Patch David, O'Connor Natalia, Vereecken Taylor, Murphy Daniel, Munoz Gabriel, Ross Ian, Glover Caitlin, Scott Jennifer, Koch Iris, Sauvé Sébastien, Liu Jinxia, Weber Kela
Environmental Sciences Group, Department of Chemistry and Chemical Engineering, Royal Military College of Canada, Kingston, ON K7K 7B4, Canada.
Brace Water Center, Department of Civil Engineering, McGill University, Montreal, QB H3A 0G4, Canada.
Sci Total Environ. 2024 Jan 20;909:168145. doi: 10.1016/j.scitotenv.2023.168145. Epub 2023 Nov 11.
Per- and polyfluoroalkyl substances (PFAS) encompass over 9000 chemicals utilized in various industrial and commercial applications.
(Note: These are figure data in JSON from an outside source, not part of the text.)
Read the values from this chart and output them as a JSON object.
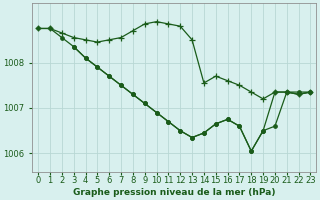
{
  "background_color": "#d8f0ee",
  "grid_color": "#b8d8d4",
  "line_color": "#1a5c1a",
  "title": "Graphe pression niveau de la mer (hPa)",
  "tick_fontsize": 6,
  "title_fontsize": 6.5,
  "xlim": [
    -0.5,
    23.5
  ],
  "ylim": [
    1005.6,
    1009.3
  ],
  "yticks": [
    1006,
    1007,
    1008
  ],
  "xticks": [
    0,
    1,
    2,
    3,
    4,
    5,
    6,
    7,
    8,
    9,
    10,
    11,
    12,
    13,
    14,
    15,
    16,
    17,
    18,
    19,
    20,
    21,
    22,
    23
  ],
  "series": [
    {
      "x": [
        0,
        1,
        2,
        3,
        4,
        5,
        6,
        7,
        8,
        9,
        10,
        11,
        12,
        13,
        14,
        15,
        16,
        17,
        18,
        19,
        20,
        21,
        22,
        23
      ],
      "y": [
        1008.75,
        1008.75,
        1008.65,
        1008.55,
        1008.5,
        1008.45,
        1008.5,
        1008.55,
        1008.7,
        1008.85,
        1008.9,
        1008.85,
        1008.8,
        1008.5,
        1007.55,
        1007.7,
        1007.6,
        1007.5,
        1007.35,
        1007.2,
        1007.35,
        1007.35,
        1007.3,
        1007.35
      ],
      "marker": "+",
      "markersize": 4.5,
      "linewidth": 0.9
    },
    {
      "x": [
        0,
        1,
        2,
        3,
        4,
        5,
        6,
        7,
        8,
        9,
        10,
        11,
        12,
        13,
        14,
        15,
        16,
        17,
        18,
        19,
        20,
        21,
        22,
        23
      ],
      "y": [
        1008.75,
        1008.75,
        1008.55,
        1008.35,
        1008.1,
        1007.9,
        1007.7,
        1007.5,
        1007.3,
        1007.1,
        1006.9,
        1006.7,
        1006.5,
        1006.35,
        1006.45,
        1006.65,
        1006.75,
        1006.6,
        1006.05,
        1006.5,
        1007.35,
        1007.35,
        1007.3,
        1007.35
      ],
      "marker": "o",
      "markersize": 2.5,
      "linewidth": 0.9
    },
    {
      "x": [
        3,
        4,
        5,
        6,
        7,
        8,
        9,
        10,
        11,
        12,
        13,
        14,
        15,
        16,
        17,
        18,
        19,
        20,
        21,
        22,
        23
      ],
      "y": [
        1008.35,
        1008.1,
        1007.9,
        1007.7,
        1007.5,
        1007.3,
        1007.1,
        1006.9,
        1006.7,
        1006.5,
        1006.35,
        1006.45,
        1006.65,
        1006.75,
        1006.6,
        1006.05,
        1006.5,
        1006.6,
        1007.35,
        1007.35,
        1007.35
      ],
      "marker": "o",
      "markersize": 2.5,
      "linewidth": 0.9
    }
  ]
}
However, the quantification of PFAS using standard commercial analytical methods is currently limited to <50 selected compounds. To address this issue, the total oxidizable precursor (TOP) assay was developed, allowing for the oxidative conversion of previously undetectable PFAS precursors into measurable PFAS. This study investigated different sample processing methods to address post-oxidation PFAS loss identified in literature. Using PFOS as a probe molecule, up to 50 % loss of PFOS was identified during sample work-up. It was determined that the use of mass-labelled PFOS and methanolic acetic acid to chemically quench the sample post-oxidation improved PFOS recovery and allowed for correction of any remaining PFOS loss. The use of ultraviolet (UV) light was then investigated as an activator in contrast to the standard thermal activation method. A comparative evaluation was conducted to assess the recovery and conversion of perfluorooctanoic acid (PFOA), PFOS, and 6:2 fluorotelomer sulfonate (6:2 FTS) using both the heat-activated and UV-activated TOP assays. Results demonstrated that the UV-activated TOP assay achieved complete (100 %) oxidation of 6:2 FTS within 7.5 min, resulting in a total yield of generated perfluorinated carboxylic acids (PFCAs) at 108 ± 8 %. The study concluded by investigating the UV-activated TOP assay for its application on various aqueous film forming foam (AFFF) formulations and two AFFF samples drained from military aircraft rescue firefighting vehicles (ARFFVs). Analysis of these AFFF samples were supported by high resolution mass spectrometry and an expanded analytical suite, identifying several fluorotelomer precursors. The findings of this study provide compelling evidence that modifications in sample processing, work-up procedures, expansion of initial PFAS calibration standards, and UV-activation methods enhance the TOP assay, positioning it as a more reliable and quantitative analytical tool for PFAS characterization.
全氟和多氟烷基物质(PFAS)包含9000多种用于各种工业和商业应用的化学品。然而,使用标准商业分析方法对PFAS进行定量目前仅限于<50种选定的化合物。为了解决这个问题,开发了总可氧化前体(TOP)分析方法,该方法可将以前无法检测到的PFAS前体氧化转化为可测量的PFAS。本研究调查了不同的样品处理方法,以解决文献中确定的氧化后PFAS损失问题。以全氟辛烷磺酸(PFOS)作为探针分子,在样品处理过程中发现PFOS损失高达50%。已确定使用质量标记的PFOS和甲醇乙酸在氧化后对样品进行化学淬灭可提高PFOS回收率,并可校正任何剩余的PFOS损失。然后研究了使用紫外线(UV)作为活化剂,与标准热活化方法进行对比。使用热活化和紫外线活化的TOP分析方法进行了比较评估,以评估全氟辛酸(PFOA)、PFOS和6:2氟调聚物磺酸盐(6:2 FTS)的回收率和转化率。结果表明,紫外线活化的TOP分析方法在7.5分钟内实现了6:2 FTS的完全(100%)氧化,生成的全氟羧酸(PFCA)的总产率为108±8%。该研究最后调查了紫外线活化的TOP分析方法在各种水成膜泡沫(AFFF)配方以及从军用飞机救援消防车(ARFFV)中排出的两个AFFF样品上的应用。这些AFFF样品的分析得到了高分辨率质谱和扩展分析套件的支持,鉴定出了几种氟调聚物前体。本研究结果提供了令人信服的证据,表明样品处理、后处理程序的改进、初始PFAS校准标准的扩展以及紫外线活化方法可增强TOP分析方法,使其成为一种更可靠、更定量的PFAS表征分析工具。